So far, Otten has reached 20 schools — 10 in person and 10 virtually — since she began her efforts last fall.
“We offer sponsorships for high school students interested in pursuing postsecondary training in diesel mechanics,” she explains. The company will cover $2,000 of tuition at a school of the student’s choice, plus pay for $5,000 in tools. If the student eventually works for Bane-Welker for at least three years, they keep the tools. If not, the student reimburses the company for the tools.
Otten also looks for college juniors and seniors at schools such as Purdue University, Ivy Tech and Ohio State University. “We offer internships geared toward sales and marketing students,” she says. Summer interns are split among territories within the company, with each intern gaining experience in three dealerships during the summer.
Otten knows about the internship program firsthand, although she took a circuitous path to end up in her current position.
“I utilized the Pathway program, which exists between Ivy Tech and Purdue, primarily because I wanted to come out of college debt-free,” she explains. “Once I had an associate degree at Ivy Tech, I moved to Purdue in sales and marketing within ag economics. I graduated midyear at the end of 2019, debt-free.”
Otten’s first internship was with Bane-Welker.
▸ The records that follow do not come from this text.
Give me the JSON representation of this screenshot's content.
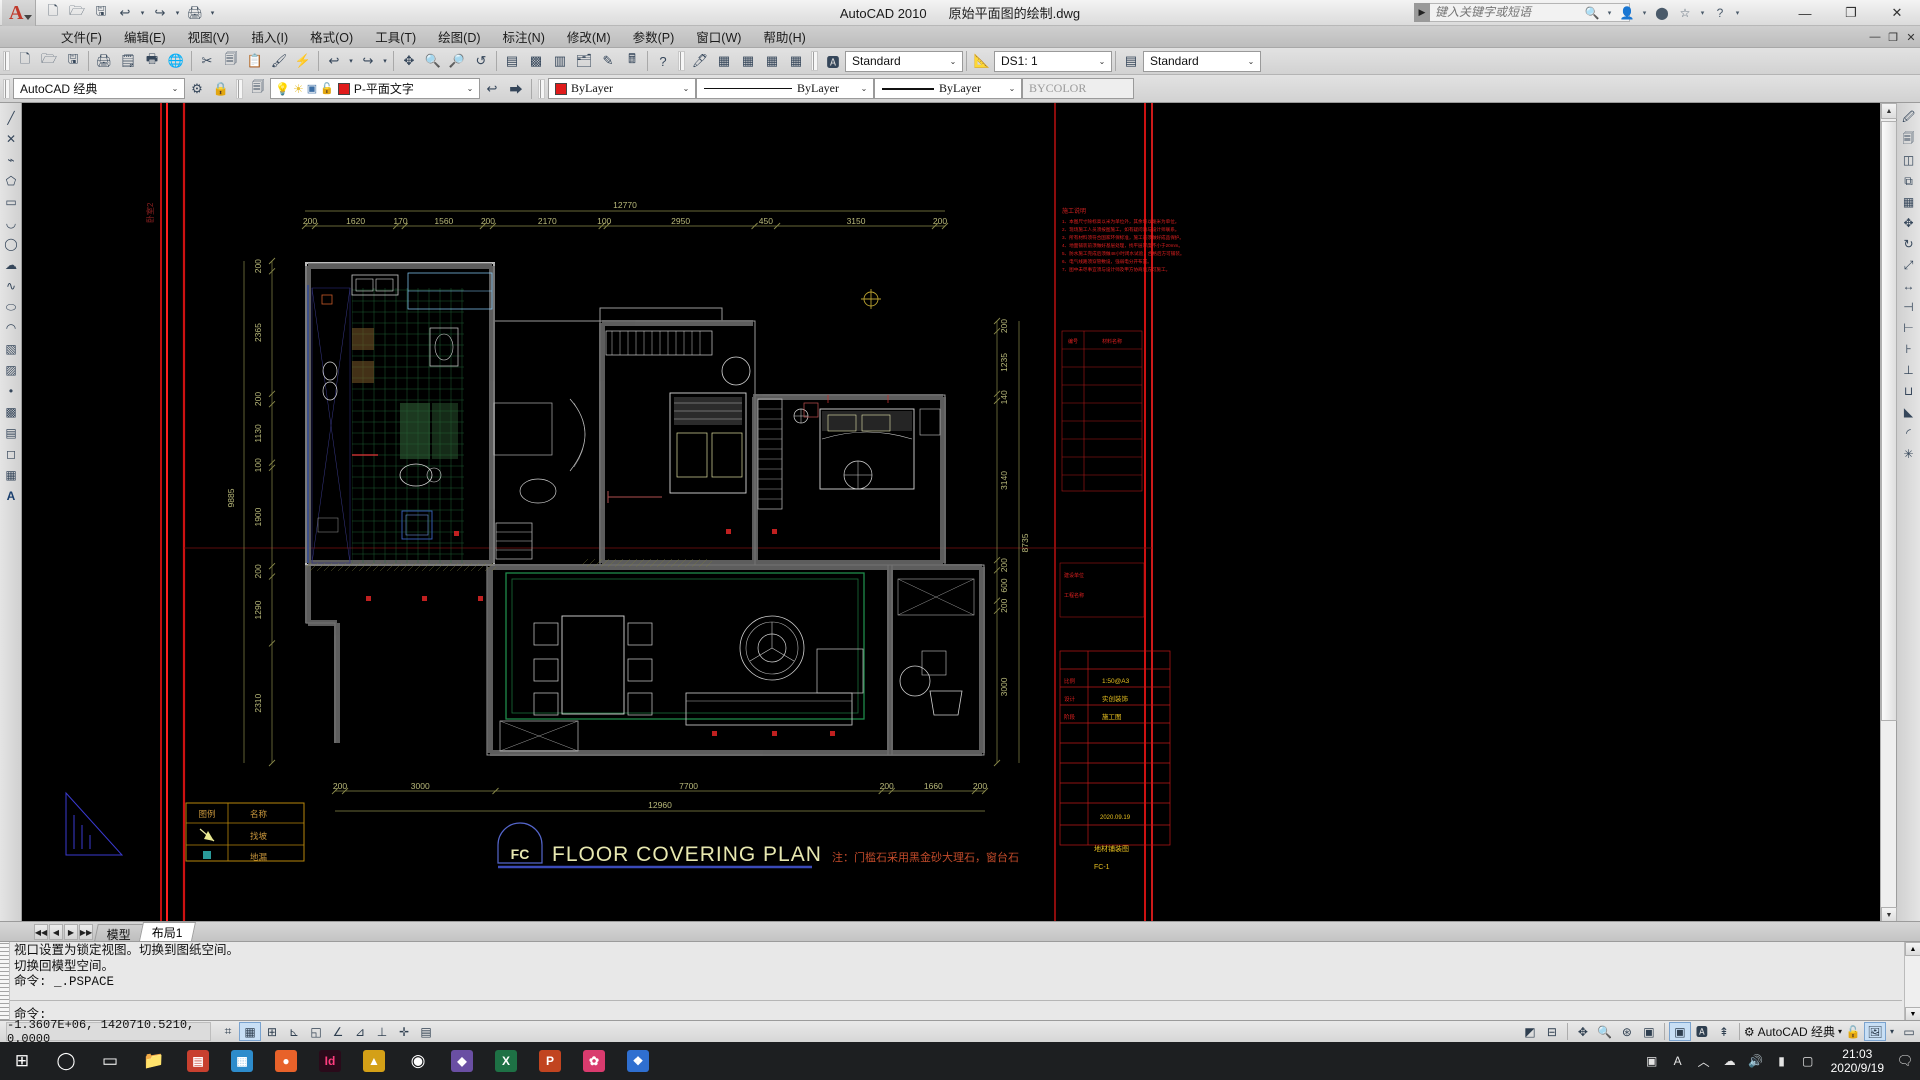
{
  "app": {
    "title": "AutoCAD 2010",
    "filename": "原始平面图的绘制.dwg",
    "search_placeholder": "键入关键字或短语"
  },
  "window_controls": {
    "minimize": "—",
    "maximize": "❐",
    "close": "✕"
  },
  "menubar": {
    "items": [
      {
        "label": "文件(F)"
      },
      {
        "label": "编辑(E)"
      },
      {
        "label": "视图(V)"
      },
      {
        "label": "插入(I)"
      },
      {
        "label": "格式(O)"
      },
      {
        "label": "工具(T)"
      },
      {
        "label": "绘图(D)"
      },
      {
        "label": "标注(N)"
      },
      {
        "label": "修改(M)"
      },
      {
        "label": "参数(P)"
      },
      {
        "label": "窗口(W)"
      },
      {
        "label": "帮助(H)"
      }
    ],
    "right_controls": [
      "—",
      "❐",
      "✕"
    ]
  },
  "toolbar_row1": {
    "text_style": "Standard",
    "dim_style": "DS1: 1",
    "table_style": "Standard"
  },
  "toolbar_row2": {
    "workspace": "AutoCAD 经典",
    "layer": "P-平面文字",
    "layer_color": "#e01b1b",
    "color_control": "ByLayer",
    "linetype_control": "ByLayer",
    "lineweight_control": "ByLayer",
    "plotstyle_control": "BYCOLOR"
  },
  "tabs": [
    {
      "label": "模型",
      "active": false
    },
    {
      "label": "布局1",
      "active": true
    }
  ],
  "command_line": {
    "history": [
      "视口设置为锁定视图。切换到图纸空间。",
      "切换回模型空间。",
      "命令: _.PSPACE"
    ],
    "prompt": "命令:"
  },
  "status_bar": {
    "coordinates": "-1.3607E+06,  1420710.5210,  0.0000",
    "workspace": "AutoCAD 经典"
  },
  "taskbar": {
    "time": "21:03",
    "date": "2020/9/19",
    "apps": [
      {
        "name": "start-button",
        "glyph": "⊞",
        "color": "#ffffff",
        "bg": "none"
      },
      {
        "name": "search-button",
        "glyph": "◯",
        "color": "#ffffff",
        "bg": "none"
      },
      {
        "name": "task-view-button",
        "glyph": "▭",
        "color": "#ffffff",
        "bg": "none"
      },
      {
        "name": "file-explorer",
        "glyph": "📁",
        "color": "#ffc83d",
        "bg": "none"
      },
      {
        "name": "app-red",
        "glyph": "▤",
        "color": "#ffffff",
        "bg": "#c8402f"
      },
      {
        "name": "app-store",
        "glyph": "▦",
        "color": "#ffffff",
        "bg": "#2d8ccc"
      },
      {
        "name": "app-orange",
        "glyph": "●",
        "color": "#ffffff",
        "bg": "#e8622a"
      },
      {
        "name": "indesign",
        "glyph": "Id",
        "color": "#ff3d7f",
        "bg": "#2a0a1a"
      },
      {
        "name": "app-yellow",
        "glyph": "▲",
        "color": "#ffffff",
        "bg": "#d4a017"
      },
      {
        "name": "chrome",
        "glyph": "◉",
        "color": "#ffffff",
        "bg": "none"
      },
      {
        "name": "app-purple",
        "glyph": "◆",
        "color": "#ffffff",
        "bg": "#6a4fa3"
      },
      {
        "name": "excel",
        "glyph": "X",
        "color": "#ffffff",
        "bg": "#1e7145"
      },
      {
        "name": "powerpoint",
        "glyph": "P",
        "color": "#ffffff",
        "bg": "#c14420"
      },
      {
        "name": "app-pink",
        "glyph": "✿",
        "color": "#ffffff",
        "bg": "#d93b6e"
      },
      {
        "name": "app-blue",
        "glyph": "❖",
        "color": "#ffffff",
        "bg": "#2f6fd0"
      }
    ],
    "tray": [
      {
        "name": "input-tool",
        "glyph": "▣"
      },
      {
        "name": "ime-indicator",
        "glyph": "A"
      },
      {
        "name": "chevron-up-icon",
        "glyph": "︿"
      },
      {
        "name": "cloud-icon",
        "glyph": "☁"
      },
      {
        "name": "volume-icon",
        "glyph": "🔊"
      },
      {
        "name": "network-icon",
        "glyph": "▮"
      },
      {
        "name": "action-center-icon",
        "glyph": "▢"
      }
    ]
  },
  "drawing": {
    "sheet_title": "FLOOR  COVERING  PLAN",
    "sheet_bubble": "FC",
    "note": "注：门槛石采用黑金砂大理石，窗台石",
    "legend": {
      "headers": [
        "图例",
        "名称"
      ],
      "rows": [
        {
          "symbol": "hatch",
          "name": "找坡"
        },
        {
          "symbol": "drain",
          "name": "地漏"
        }
      ]
    },
    "dim_top": [
      "200",
      "1620",
      "170",
      "1560",
      "200",
      "2170",
      "100",
      "2950",
      "450",
      "3150",
      "200"
    ],
    "dim_top_total": "12770",
    "dim_bottom": [
      "200",
      "3000",
      "7700",
      "200",
      "1660",
      "200"
    ],
    "dim_bottom_total": "12960",
    "dim_left": [
      "200",
      "2365",
      "200",
      "1130",
      "100",
      "1900",
      "200",
      "1290",
      "2310"
    ],
    "dim_left_total": "9885",
    "dim_right": [
      "200",
      "1235",
      "140",
      "3140",
      "200",
      "600",
      "200",
      "3000"
    ],
    "dim_right_total": "8735",
    "titleblock": {
      "scale_label": "比例",
      "scale": "1:50@A3",
      "company_label": "设计",
      "company": "实创装饰",
      "stage_label": "阶段",
      "stage": "施工图",
      "date": "2020.09.19",
      "sheet_label": "地材铺装图"
    }
  },
  "notes_block": {
    "title": "施工说明",
    "lines": [
      "1、本图尺寸除标高以米为单位外，其余均以毫米为单位。",
      "2、现场施工人员须按图施工，如有疑问请与设计师联系。",
      "3、所有材料须符合国家环保标准，施工前须做好成品保护。",
      "4、地面铺装前须做好基层处理，找平层厚度不小于20mm。",
      "5、防水施工完成后须做48小时闭水试验，合格后方可铺装。",
      "6、电气线路须穿管敷设，强弱电分开布置。",
      "7、图中未尽事宜须与设计师及甲方协商后方可施工。"
    ]
  }
}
That’s when her story takes an unexpected turn. “I did two internships after that for John Deere corporate, spending one summer at Moline, Ill., and one at a John Deere training facility near Columbus, Ohio. Most people are surprised when they learn that I crossed the color barrier!”
So why did she cross back? It wasn’t about the color, she says. It was about the opportunity to be with a smaller company rather than being part of a larger, corporate structure. “For me, I just really like the culture here,” she says. “Bane-Welker shares my values of family and community.”
Who better to recruit young people for agriculture than someone who went through the process? If Otten hasn’t been to a school near you, in person or virtually, expect to see or hear her soon.